A fraudster who sold ink cartridges purchased on her company credit card for a profit using her personal eBay account has been jailed for 20 months.
Jessica Prince, 35, of North Brink, Wisbech, was suspected of fraud after her employer’s accountant received an invoice from an un-registered supplier.
It was discovered the company had spent more than £48,000 on ink cartridges and other office equipment in the space of seven months, with invoices being doctored to conceal what was actually being ordered.
Prince had been employed as the company director’s personal secretary and was responsible for the smooth running and administration of the company office, including ordering stationery, office furniture, booking taxis, flights and hotels.
An internal investigation revealed Prince had been abusing her position to make large purchases but hiding it from the company director and accountant.
She was arrested on 26 July last year and in interview admitted having used her company’s credit card to purchase items and then sell them on for profit.

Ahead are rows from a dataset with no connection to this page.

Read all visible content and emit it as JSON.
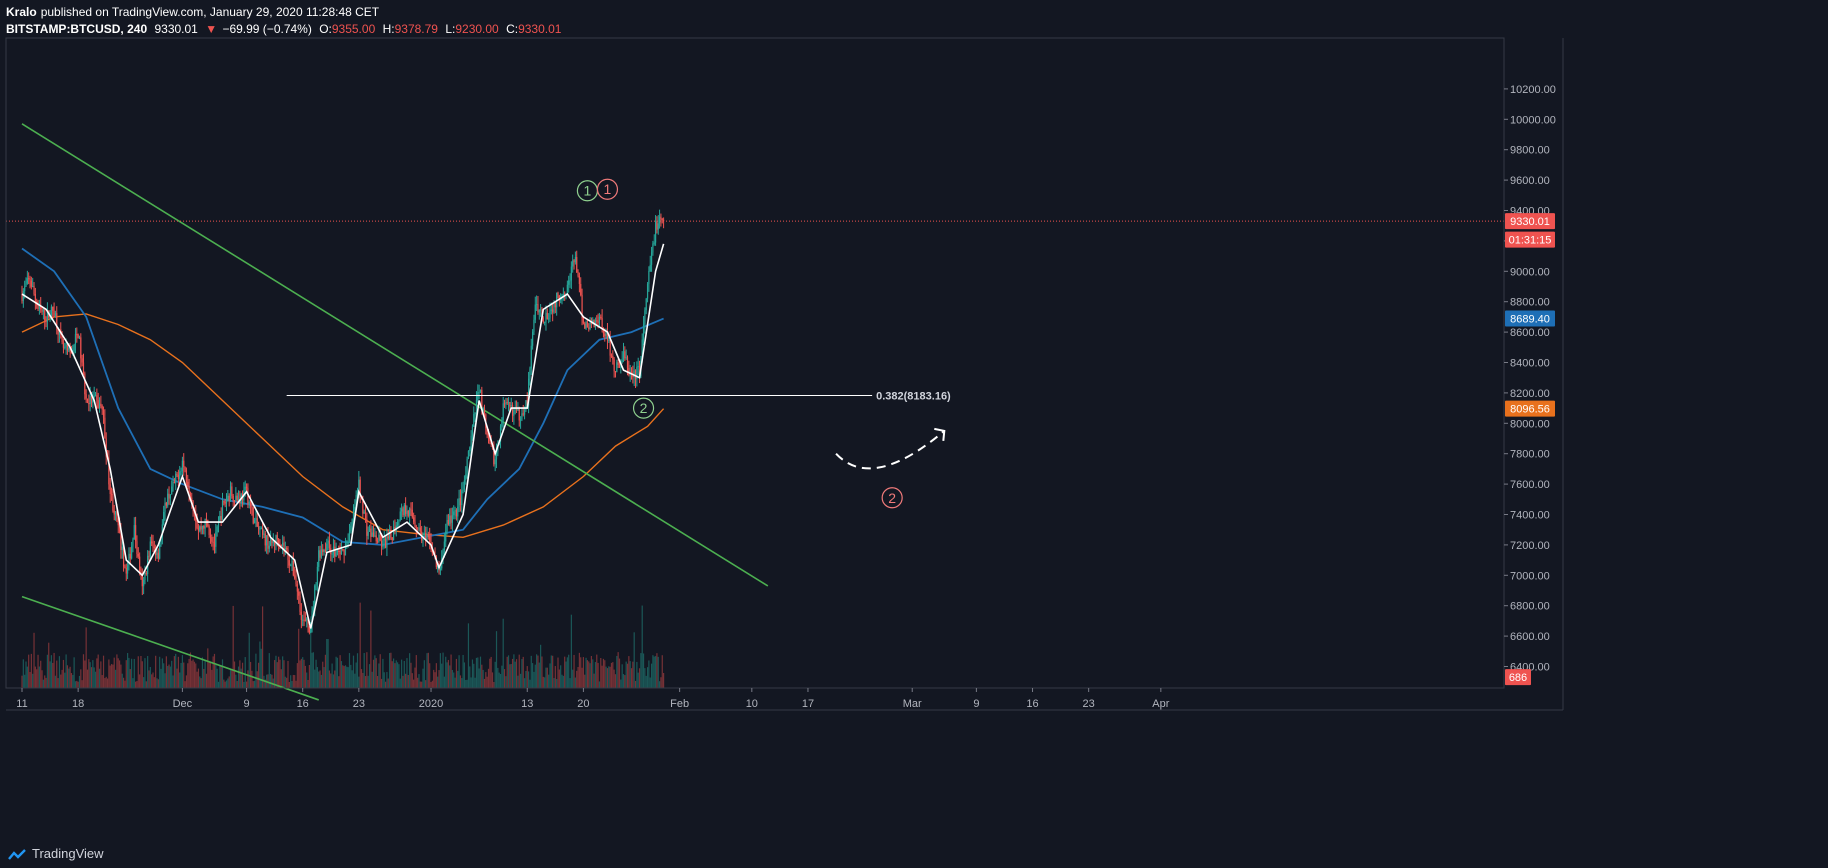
{
  "header": {
    "author": "Kralo",
    "published_text": "published on TradingView.com, January 29, 2020 11:28:48 CET",
    "symbol": "BITSTAMP:BTCUSD, 240",
    "last": "9330.01",
    "change_arrow": "▼",
    "change": "−69.99 (−0.74%)",
    "o_label": "O:",
    "o_value": "9355.00",
    "h_label": "H:",
    "h_value": "9378.79",
    "l_label": "L:",
    "l_value": "9230.00",
    "c_label": "C:",
    "c_value": "9330.01"
  },
  "footer": {
    "brand": "TradingView",
    "brand_icon": "tradingview-logo-icon"
  },
  "colors": {
    "background": "#131722",
    "up": "#26a69a",
    "down": "#ef5350",
    "ma_white": "#ffffff",
    "ma_blue": "#1e6fb6",
    "ma_orange": "#e8711d",
    "trendline": "#4caf50",
    "label_green": "#8fd18f",
    "label_red": "#f07a7a"
  },
  "chart_data": {
    "type": "candlestick",
    "symbol": "BITSTAMP:BTCUSD",
    "interval": "240",
    "ylim": [
      6200,
      10300
    ],
    "y_ticks": [
      6400,
      6600,
      6800,
      7000,
      7200,
      7400,
      7600,
      7800,
      8000,
      8200,
      8400,
      8600,
      8800,
      9000,
      9200,
      9400,
      9600,
      9800,
      10000,
      10200
    ],
    "y_tick_labels": [
      "6400.00",
      "6600.00",
      "6800.00",
      "7000.00",
      "7200.00",
      "7400.00",
      "7600.00",
      "7800.00",
      "8000.00",
      "8200.00",
      "8400.00",
      "8600.00",
      "8800.00",
      "9000.00",
      "9200.00",
      "9400.00",
      "9600.00",
      "9800.00",
      "10000.00",
      "10200.00"
    ],
    "x_start_day": "2019-11-11",
    "x_end_day": "2020-04-14",
    "x_tick_labels": [
      {
        "label": "11",
        "day": 0
      },
      {
        "label": "18",
        "day": 7
      },
      {
        "label": "Dec",
        "day": 20
      },
      {
        "label": "9",
        "day": 28
      },
      {
        "label": "16",
        "day": 35
      },
      {
        "label": "23",
        "day": 42
      },
      {
        "label": "2020",
        "day": 51
      },
      {
        "label": "13",
        "day": 63
      },
      {
        "label": "20",
        "day": 70
      },
      {
        "label": "Feb",
        "day": 82
      },
      {
        "label": "10",
        "day": 91
      },
      {
        "label": "17",
        "day": 98
      },
      {
        "label": "Mar",
        "day": 111
      },
      {
        "label": "9",
        "day": 119
      },
      {
        "label": "16",
        "day": 126
      },
      {
        "label": "23",
        "day": 133
      },
      {
        "label": "Apr",
        "day": 142
      }
    ],
    "price_anchors": [
      {
        "day": 0,
        "price": 8850
      },
      {
        "day": 1,
        "price": 8950
      },
      {
        "day": 2,
        "price": 8750
      },
      {
        "day": 3,
        "price": 8700
      },
      {
        "day": 4,
        "price": 8750
      },
      {
        "day": 5,
        "price": 8500
      },
      {
        "day": 6,
        "price": 8450
      },
      {
        "day": 7,
        "price": 8600
      },
      {
        "day": 8,
        "price": 8150
      },
      {
        "day": 9,
        "price": 8150
      },
      {
        "day": 10,
        "price": 8100
      },
      {
        "day": 11,
        "price": 7550
      },
      {
        "day": 12,
        "price": 7300
      },
      {
        "day": 13,
        "price": 7000
      },
      {
        "day": 14,
        "price": 7300
      },
      {
        "day": 15,
        "price": 6900
      },
      {
        "day": 16,
        "price": 7200
      },
      {
        "day": 17,
        "price": 7150
      },
      {
        "day": 18,
        "price": 7500
      },
      {
        "day": 19,
        "price": 7600
      },
      {
        "day": 20,
        "price": 7750
      },
      {
        "day": 21,
        "price": 7550
      },
      {
        "day": 22,
        "price": 7300
      },
      {
        "day": 23,
        "price": 7350
      },
      {
        "day": 24,
        "price": 7200
      },
      {
        "day": 25,
        "price": 7450
      },
      {
        "day": 26,
        "price": 7550
      },
      {
        "day": 27,
        "price": 7500
      },
      {
        "day": 28,
        "price": 7550
      },
      {
        "day": 29,
        "price": 7350
      },
      {
        "day": 30,
        "price": 7250
      },
      {
        "day": 31,
        "price": 7200
      },
      {
        "day": 32,
        "price": 7250
      },
      {
        "day": 33,
        "price": 7150
      },
      {
        "day": 34,
        "price": 7000
      },
      {
        "day": 35,
        "price": 6700
      },
      {
        "day": 36,
        "price": 6650
      },
      {
        "day": 37,
        "price": 7150
      },
      {
        "day": 38,
        "price": 7200
      },
      {
        "day": 39,
        "price": 7150
      },
      {
        "day": 40,
        "price": 7150
      },
      {
        "day": 41,
        "price": 7300
      },
      {
        "day": 42,
        "price": 7600
      },
      {
        "day": 43,
        "price": 7300
      },
      {
        "day": 44,
        "price": 7250
      },
      {
        "day": 45,
        "price": 7200
      },
      {
        "day": 46,
        "price": 7250
      },
      {
        "day": 47,
        "price": 7400
      },
      {
        "day": 48,
        "price": 7450
      },
      {
        "day": 49,
        "price": 7350
      },
      {
        "day": 50,
        "price": 7250
      },
      {
        "day": 51,
        "price": 7200
      },
      {
        "day": 52,
        "price": 7000
      },
      {
        "day": 53,
        "price": 7350
      },
      {
        "day": 54,
        "price": 7400
      },
      {
        "day": 55,
        "price": 7550
      },
      {
        "day": 56,
        "price": 7900
      },
      {
        "day": 57,
        "price": 8250
      },
      {
        "day": 58,
        "price": 7900
      },
      {
        "day": 59,
        "price": 7750
      },
      {
        "day": 60,
        "price": 8100
      },
      {
        "day": 61,
        "price": 8100
      },
      {
        "day": 62,
        "price": 8050
      },
      {
        "day": 63,
        "price": 8150
      },
      {
        "day": 64,
        "price": 8800
      },
      {
        "day": 65,
        "price": 8700
      },
      {
        "day": 66,
        "price": 8750
      },
      {
        "day": 67,
        "price": 8850
      },
      {
        "day": 68,
        "price": 8900
      },
      {
        "day": 69,
        "price": 9100
      },
      {
        "day": 70,
        "price": 8650
      },
      {
        "day": 71,
        "price": 8650
      },
      {
        "day": 72,
        "price": 8700
      },
      {
        "day": 73,
        "price": 8550
      },
      {
        "day": 74,
        "price": 8350
      },
      {
        "day": 75,
        "price": 8450
      },
      {
        "day": 76,
        "price": 8300
      },
      {
        "day": 77,
        "price": 8350
      },
      {
        "day": 78,
        "price": 8900
      },
      {
        "day": 79,
        "price": 9300
      },
      {
        "day": 80,
        "price": 9330
      }
    ],
    "ma_white": [
      {
        "day": 0,
        "price": 8850
      },
      {
        "day": 3,
        "price": 8750
      },
      {
        "day": 6,
        "price": 8500
      },
      {
        "day": 9,
        "price": 8150
      },
      {
        "day": 11,
        "price": 7700
      },
      {
        "day": 13,
        "price": 7100
      },
      {
        "day": 15,
        "price": 7000
      },
      {
        "day": 17,
        "price": 7200
      },
      {
        "day": 20,
        "price": 7650
      },
      {
        "day": 22,
        "price": 7350
      },
      {
        "day": 25,
        "price": 7350
      },
      {
        "day": 28,
        "price": 7550
      },
      {
        "day": 31,
        "price": 7250
      },
      {
        "day": 34,
        "price": 7100
      },
      {
        "day": 36,
        "price": 6650
      },
      {
        "day": 38,
        "price": 7150
      },
      {
        "day": 41,
        "price": 7200
      },
      {
        "day": 42,
        "price": 7550
      },
      {
        "day": 45,
        "price": 7250
      },
      {
        "day": 48,
        "price": 7350
      },
      {
        "day": 51,
        "price": 7200
      },
      {
        "day": 52,
        "price": 7050
      },
      {
        "day": 55,
        "price": 7400
      },
      {
        "day": 57,
        "price": 8150
      },
      {
        "day": 59,
        "price": 7800
      },
      {
        "day": 61,
        "price": 8100
      },
      {
        "day": 63,
        "price": 8100
      },
      {
        "day": 65,
        "price": 8750
      },
      {
        "day": 68,
        "price": 8850
      },
      {
        "day": 70,
        "price": 8700
      },
      {
        "day": 73,
        "price": 8600
      },
      {
        "day": 75,
        "price": 8350
      },
      {
        "day": 77,
        "price": 8300
      },
      {
        "day": 79,
        "price": 9000
      },
      {
        "day": 80,
        "price": 9180
      }
    ],
    "ma_blue": [
      {
        "day": 0,
        "price": 9150
      },
      {
        "day": 4,
        "price": 9000
      },
      {
        "day": 8,
        "price": 8700
      },
      {
        "day": 12,
        "price": 8100
      },
      {
        "day": 16,
        "price": 7700
      },
      {
        "day": 20,
        "price": 7600
      },
      {
        "day": 25,
        "price": 7500
      },
      {
        "day": 30,
        "price": 7450
      },
      {
        "day": 35,
        "price": 7380
      },
      {
        "day": 40,
        "price": 7220
      },
      {
        "day": 45,
        "price": 7200
      },
      {
        "day": 50,
        "price": 7250
      },
      {
        "day": 55,
        "price": 7300
      },
      {
        "day": 58,
        "price": 7500
      },
      {
        "day": 62,
        "price": 7700
      },
      {
        "day": 65,
        "price": 8000
      },
      {
        "day": 68,
        "price": 8350
      },
      {
        "day": 72,
        "price": 8550
      },
      {
        "day": 76,
        "price": 8600
      },
      {
        "day": 80,
        "price": 8689
      }
    ],
    "ma_orange": [
      {
        "day": 0,
        "price": 8600
      },
      {
        "day": 4,
        "price": 8700
      },
      {
        "day": 8,
        "price": 8720
      },
      {
        "day": 12,
        "price": 8650
      },
      {
        "day": 16,
        "price": 8550
      },
      {
        "day": 20,
        "price": 8400
      },
      {
        "day": 25,
        "price": 8150
      },
      {
        "day": 30,
        "price": 7900
      },
      {
        "day": 35,
        "price": 7650
      },
      {
        "day": 40,
        "price": 7450
      },
      {
        "day": 45,
        "price": 7300
      },
      {
        "day": 50,
        "price": 7270
      },
      {
        "day": 55,
        "price": 7250
      },
      {
        "day": 60,
        "price": 7330
      },
      {
        "day": 65,
        "price": 7450
      },
      {
        "day": 70,
        "price": 7650
      },
      {
        "day": 74,
        "price": 7850
      },
      {
        "day": 78,
        "price": 7980
      },
      {
        "day": 80,
        "price": 8096
      }
    ],
    "trendlines": [
      {
        "from": {
          "day": 0,
          "price": 9970
        },
        "to": {
          "day": 93,
          "price": 6930
        }
      },
      {
        "from": {
          "day": 0,
          "price": 6860
        },
        "to": {
          "day": 37,
          "price": 6180
        }
      }
    ],
    "fib_level": {
      "label": "0.382(8183.16)",
      "price": 8183.16,
      "from_day": 33,
      "to_day": 106
    },
    "wave_labels": [
      {
        "text": "1",
        "day": 70.5,
        "price": 9530,
        "color": "label_green"
      },
      {
        "text": "1",
        "day": 73,
        "price": 9540,
        "color": "label_red"
      },
      {
        "text": "2",
        "day": 77.5,
        "price": 8100,
        "color": "label_green"
      },
      {
        "text": "2",
        "day": 108.5,
        "price": 7510,
        "color": "label_red"
      }
    ],
    "projection_arrow": [
      {
        "day": 101.5,
        "price": 7800
      },
      {
        "day": 106,
        "price": 7680
      },
      {
        "day": 115,
        "price": 7950
      }
    ],
    "price_tags": [
      {
        "label": "9330.01",
        "price": 9330.01,
        "color": "#ef5350"
      },
      {
        "label": "01:31:15",
        "price": 9208,
        "color": "#ef5350"
      },
      {
        "label": "8689.40",
        "price": 8689.4,
        "color": "#1e6fb6"
      },
      {
        "label": "8096.56",
        "price": 8096.56,
        "color": "#e8711d"
      },
      {
        "label": "686",
        "price": 6330,
        "color": "#ef5350"
      }
    ],
    "last_price_line": 9330.01
  }
}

Officers were told it started off as a mistake after she accidentally purchased the wrong printer toner and was told it was non-refundable. She claimed she was told to sell it through eBay and give the money back to her company. She used her own personal eBay account to sell the toner but kept the money.
This was the first of many instances, placing bigger orders worth thousands of pounds on the company credit card, selling them on for a profit using her personal eBay account.

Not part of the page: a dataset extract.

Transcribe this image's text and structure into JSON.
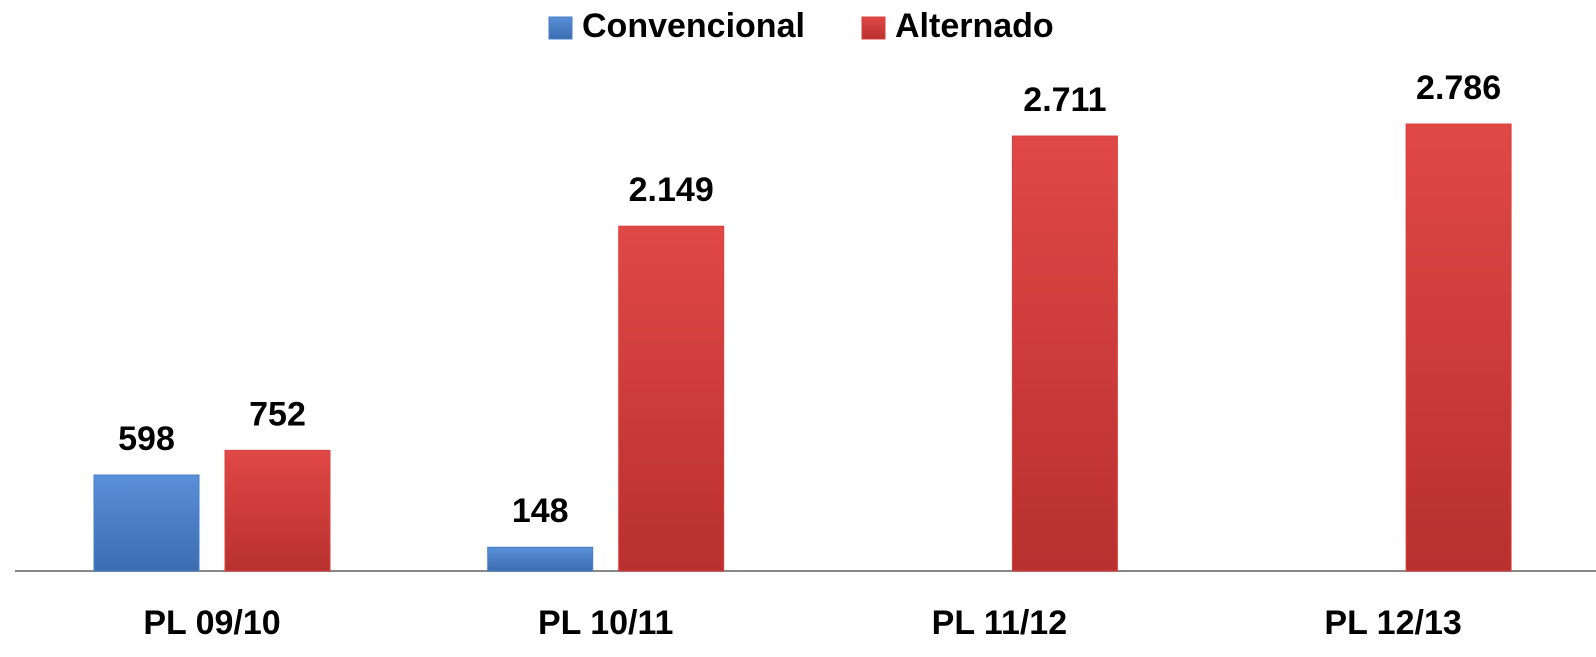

Prince told officers she “got a buzz from treating her family and friends to nice things they could not afford” but “felt like scum at work because she knew she was committing fraud”.
Today (Friday, 1 March), Prince appeared at Peterborough Crown Court after admitting a charge of dishonestly making false representation with intent to make a gain for herself and to cause loss to another, at a previous hearing.
Detective Constable Mark Yendley said: “Prince saw an opportunity and took it, abusing her position as a company secretary and having access to company funds.
“She has shown great remorse and is sorry what she did, but that doesn’t make it any easier for her employer who has lost tens of thousands of pounds.”